A stronger dough will be able to take more fermentation and build up more gas inside it before losing volume.
To show you what would happen without autolysing, I made a third dough which was mixed right away with all the ingredients added at once. It took 16 minutes of stretch & folds to get decent gluten development. Twice as long as the other doughs. 16 minutes of kneading will warm up the dough significantly too. Check out my video on how to add fat to bread dough to see what could have been done here.
We have come so far, but I still have not answered the question everyone was really asking me. Because we were not talking about pizza or focaccia. The question was how to autolyse an enriched dough like something used for burger buns or cinnamon rolls and such.
The answer is: you don’t. There is no reason to do it. It serves no purpose and if anything, it may make things worse. Ask yourself why you think this is necessary for a sweet roll? The dough is low hydration, so it does not require a long mixing time to begin with. Adding fat is done after kneading for an initial period, which I explain how to do here. Enriched dough with fat and eggs and sugar is soft enough that it rises in the oven without any additional help, so the autolyse extensibility would not add anything to it either.
I had never even considered doing this and that is why I found it so curious that suddenly people were asking about it.

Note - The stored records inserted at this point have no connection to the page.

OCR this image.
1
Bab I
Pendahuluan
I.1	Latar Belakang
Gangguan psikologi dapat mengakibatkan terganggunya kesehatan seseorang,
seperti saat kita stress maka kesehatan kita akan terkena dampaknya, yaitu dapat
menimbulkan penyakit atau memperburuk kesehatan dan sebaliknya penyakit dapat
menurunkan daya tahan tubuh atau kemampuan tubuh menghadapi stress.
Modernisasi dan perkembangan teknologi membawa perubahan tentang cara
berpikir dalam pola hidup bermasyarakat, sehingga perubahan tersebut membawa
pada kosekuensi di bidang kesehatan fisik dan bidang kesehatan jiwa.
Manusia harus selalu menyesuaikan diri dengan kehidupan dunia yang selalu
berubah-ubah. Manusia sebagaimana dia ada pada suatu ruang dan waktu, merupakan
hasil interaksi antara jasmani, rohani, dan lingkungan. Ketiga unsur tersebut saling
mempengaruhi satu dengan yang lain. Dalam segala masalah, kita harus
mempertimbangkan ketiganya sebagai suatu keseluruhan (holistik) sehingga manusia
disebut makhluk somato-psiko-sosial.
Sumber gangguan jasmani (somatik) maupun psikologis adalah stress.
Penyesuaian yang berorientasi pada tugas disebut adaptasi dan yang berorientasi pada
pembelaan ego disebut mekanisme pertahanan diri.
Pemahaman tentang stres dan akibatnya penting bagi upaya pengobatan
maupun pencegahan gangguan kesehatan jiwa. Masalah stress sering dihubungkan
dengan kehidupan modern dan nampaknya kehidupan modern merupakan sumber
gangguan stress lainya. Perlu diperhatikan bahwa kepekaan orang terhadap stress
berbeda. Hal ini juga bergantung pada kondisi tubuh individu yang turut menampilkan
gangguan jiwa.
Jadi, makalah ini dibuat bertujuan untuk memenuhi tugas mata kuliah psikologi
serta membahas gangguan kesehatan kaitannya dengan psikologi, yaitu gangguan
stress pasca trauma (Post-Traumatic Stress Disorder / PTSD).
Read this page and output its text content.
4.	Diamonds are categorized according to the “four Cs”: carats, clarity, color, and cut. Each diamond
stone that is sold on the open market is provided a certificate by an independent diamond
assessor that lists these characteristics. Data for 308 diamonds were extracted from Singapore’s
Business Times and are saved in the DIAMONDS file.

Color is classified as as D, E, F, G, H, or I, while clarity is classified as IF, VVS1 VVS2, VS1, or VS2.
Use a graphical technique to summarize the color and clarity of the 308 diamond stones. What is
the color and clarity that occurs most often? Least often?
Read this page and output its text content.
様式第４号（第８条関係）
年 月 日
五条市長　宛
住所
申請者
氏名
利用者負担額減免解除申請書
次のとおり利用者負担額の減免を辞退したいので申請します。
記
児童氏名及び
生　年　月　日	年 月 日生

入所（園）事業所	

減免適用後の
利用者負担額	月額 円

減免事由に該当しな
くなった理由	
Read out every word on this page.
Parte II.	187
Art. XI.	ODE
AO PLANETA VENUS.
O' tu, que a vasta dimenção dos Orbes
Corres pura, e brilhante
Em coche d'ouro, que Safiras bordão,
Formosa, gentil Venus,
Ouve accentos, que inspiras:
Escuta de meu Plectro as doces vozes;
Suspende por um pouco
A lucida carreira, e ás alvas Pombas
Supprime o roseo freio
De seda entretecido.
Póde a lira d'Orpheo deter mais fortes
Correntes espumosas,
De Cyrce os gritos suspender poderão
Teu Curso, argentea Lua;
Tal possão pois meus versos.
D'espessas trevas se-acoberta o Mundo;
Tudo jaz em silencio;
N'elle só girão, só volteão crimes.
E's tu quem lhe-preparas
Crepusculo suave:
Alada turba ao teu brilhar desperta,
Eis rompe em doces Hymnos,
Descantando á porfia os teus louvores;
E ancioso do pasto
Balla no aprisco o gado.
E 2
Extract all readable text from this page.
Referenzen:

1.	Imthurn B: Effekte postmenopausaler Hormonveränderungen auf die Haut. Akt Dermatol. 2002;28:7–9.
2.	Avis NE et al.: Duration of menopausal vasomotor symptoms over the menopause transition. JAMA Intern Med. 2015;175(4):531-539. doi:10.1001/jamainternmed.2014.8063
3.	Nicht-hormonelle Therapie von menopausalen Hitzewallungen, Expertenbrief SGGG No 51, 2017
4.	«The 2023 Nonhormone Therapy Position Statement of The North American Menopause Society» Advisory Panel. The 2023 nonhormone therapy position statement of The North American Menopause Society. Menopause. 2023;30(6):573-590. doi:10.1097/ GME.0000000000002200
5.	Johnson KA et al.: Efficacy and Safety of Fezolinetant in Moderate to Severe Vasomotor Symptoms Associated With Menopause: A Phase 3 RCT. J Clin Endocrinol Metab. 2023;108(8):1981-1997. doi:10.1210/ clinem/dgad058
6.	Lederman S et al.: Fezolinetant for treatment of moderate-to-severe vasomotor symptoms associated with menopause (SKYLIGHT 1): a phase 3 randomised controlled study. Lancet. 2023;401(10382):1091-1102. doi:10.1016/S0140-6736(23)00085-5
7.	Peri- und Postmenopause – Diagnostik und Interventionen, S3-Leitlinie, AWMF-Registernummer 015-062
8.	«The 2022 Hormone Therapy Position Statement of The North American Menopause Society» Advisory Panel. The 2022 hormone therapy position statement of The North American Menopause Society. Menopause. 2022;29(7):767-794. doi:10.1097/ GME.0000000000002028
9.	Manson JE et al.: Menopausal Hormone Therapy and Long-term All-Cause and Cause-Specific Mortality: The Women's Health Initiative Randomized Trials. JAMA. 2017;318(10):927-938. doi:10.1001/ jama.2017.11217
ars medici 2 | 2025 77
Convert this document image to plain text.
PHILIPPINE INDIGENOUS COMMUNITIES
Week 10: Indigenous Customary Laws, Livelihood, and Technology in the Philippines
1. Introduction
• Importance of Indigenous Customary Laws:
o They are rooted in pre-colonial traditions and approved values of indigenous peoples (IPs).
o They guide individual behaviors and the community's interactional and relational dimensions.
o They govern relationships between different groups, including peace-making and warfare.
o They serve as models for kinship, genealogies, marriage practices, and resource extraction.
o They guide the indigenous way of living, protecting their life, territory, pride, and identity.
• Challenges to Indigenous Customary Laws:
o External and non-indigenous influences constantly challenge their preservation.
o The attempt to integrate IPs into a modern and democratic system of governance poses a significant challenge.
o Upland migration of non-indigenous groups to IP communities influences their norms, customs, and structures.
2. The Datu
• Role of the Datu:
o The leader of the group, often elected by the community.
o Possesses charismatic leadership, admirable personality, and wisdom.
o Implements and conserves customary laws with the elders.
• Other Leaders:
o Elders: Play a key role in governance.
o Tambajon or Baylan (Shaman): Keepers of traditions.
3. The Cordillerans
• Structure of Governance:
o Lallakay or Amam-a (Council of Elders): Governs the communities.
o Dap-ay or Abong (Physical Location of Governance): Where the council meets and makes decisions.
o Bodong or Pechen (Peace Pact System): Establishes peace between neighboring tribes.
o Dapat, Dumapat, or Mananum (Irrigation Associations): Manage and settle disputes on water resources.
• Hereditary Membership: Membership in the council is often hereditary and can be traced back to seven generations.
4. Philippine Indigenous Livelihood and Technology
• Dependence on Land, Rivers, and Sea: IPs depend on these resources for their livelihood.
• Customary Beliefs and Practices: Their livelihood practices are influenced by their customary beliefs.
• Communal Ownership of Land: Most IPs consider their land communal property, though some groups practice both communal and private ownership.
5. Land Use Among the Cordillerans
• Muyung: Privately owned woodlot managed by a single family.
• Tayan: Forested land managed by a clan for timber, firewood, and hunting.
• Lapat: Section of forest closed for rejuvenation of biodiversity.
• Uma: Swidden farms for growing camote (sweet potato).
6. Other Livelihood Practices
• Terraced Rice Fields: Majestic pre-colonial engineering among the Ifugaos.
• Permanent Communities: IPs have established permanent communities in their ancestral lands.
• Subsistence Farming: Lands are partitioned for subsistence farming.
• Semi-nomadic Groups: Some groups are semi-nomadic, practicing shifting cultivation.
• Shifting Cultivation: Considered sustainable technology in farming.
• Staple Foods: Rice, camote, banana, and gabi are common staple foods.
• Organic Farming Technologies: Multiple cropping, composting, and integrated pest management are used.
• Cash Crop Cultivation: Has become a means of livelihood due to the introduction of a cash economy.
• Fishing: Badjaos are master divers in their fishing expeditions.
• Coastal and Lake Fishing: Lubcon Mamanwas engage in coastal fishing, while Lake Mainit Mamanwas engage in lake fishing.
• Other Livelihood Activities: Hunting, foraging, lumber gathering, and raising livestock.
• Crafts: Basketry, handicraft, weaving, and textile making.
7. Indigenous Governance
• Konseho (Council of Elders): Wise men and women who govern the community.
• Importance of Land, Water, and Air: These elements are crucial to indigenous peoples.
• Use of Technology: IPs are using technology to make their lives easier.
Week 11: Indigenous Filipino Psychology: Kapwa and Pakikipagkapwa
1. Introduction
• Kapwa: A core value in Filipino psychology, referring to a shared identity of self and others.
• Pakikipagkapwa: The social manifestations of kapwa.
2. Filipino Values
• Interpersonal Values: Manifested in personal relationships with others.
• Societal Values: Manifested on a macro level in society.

Perhaps I am wrong, but from what I know and from my personal experiences I can say with confidence that there is no point in doing this.
Once again – ask yourself why and let me know too because I am interested.
In closing I would like to say that autolysis with fat should be avoided because it defeats the purpose by counteracting gluten formation. I only do it for the reasons stated above, but as I said the addition of fat can be done by performing additional folds during bulk fermentation. Sometimes this is not possible, and those are the times when it is ok to autolyse an enriched dough.
Let me know what you think down in the comments and tell me if I am missing something.